I glance to Will to see if he’s taken any notice. He’s redder than a turnip.
We sit for Pastor Fenton’s sermon, and this time he’s talking about holding on to what’s true in a time of so many confusing changes and telling us to keep our eyes aimed at the Lord. I don’t think Anna May’s listening, because every time I look her eyes are aimed right at Will, who’s more focused on the white paper pamphlet in his hands than I’ve ever seen him.
When services end we all lift one last “Amen” before filing out of our pew for the front.
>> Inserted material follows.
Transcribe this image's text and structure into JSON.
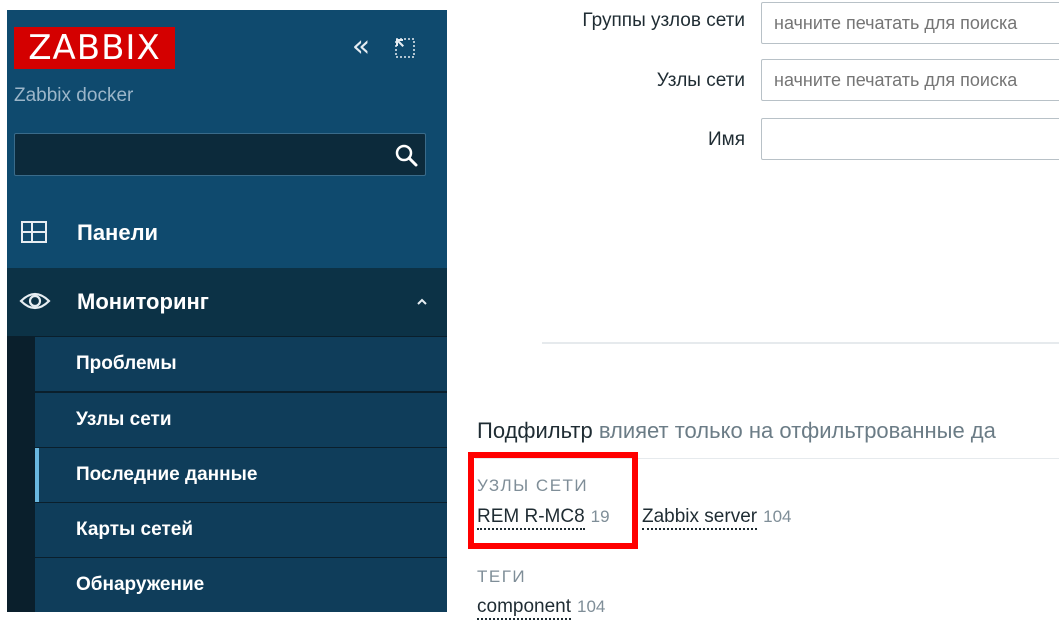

I’m hoping to walk with Dad to Mr. Hudspeth’s, but he stays a while talking with Pastor Fenton. Ma goes to her church-lady friends, and I’m amazed to see Pete go along with her.
I turn to ask Will if he wants to go up Main Street, but he ain’t next to me no more. A minute later, I find him out front with the other kids, standing at the edge of their circle, hands in his pockets, like usual. Only this time, Anna May is standing next to him. Not right next to him, but closer to him than anybody else.
Lordy.
“Come on, Will,” I say to him. “Let’s go on down to Mr. Hudspeth’s ’fore it starts raining and we can’t.”
Will squints skyward and rocks forward a little on his toes as if that could help him see them clouds any better. He bites his lip. About five feet away, Anna May is looking at the sky too. She don’t say a word. She stands very still.
Will seems to be wrestling with a thought. He takes a big old breath of June air and blows it out through his lips.
“Well . . .”
“Well, what?” I ask.
The cornfields begin rustling. The same breeze finds its way over to us and pulls playfully at Anna May’s green dress, swishing it around her shoulders, her hips.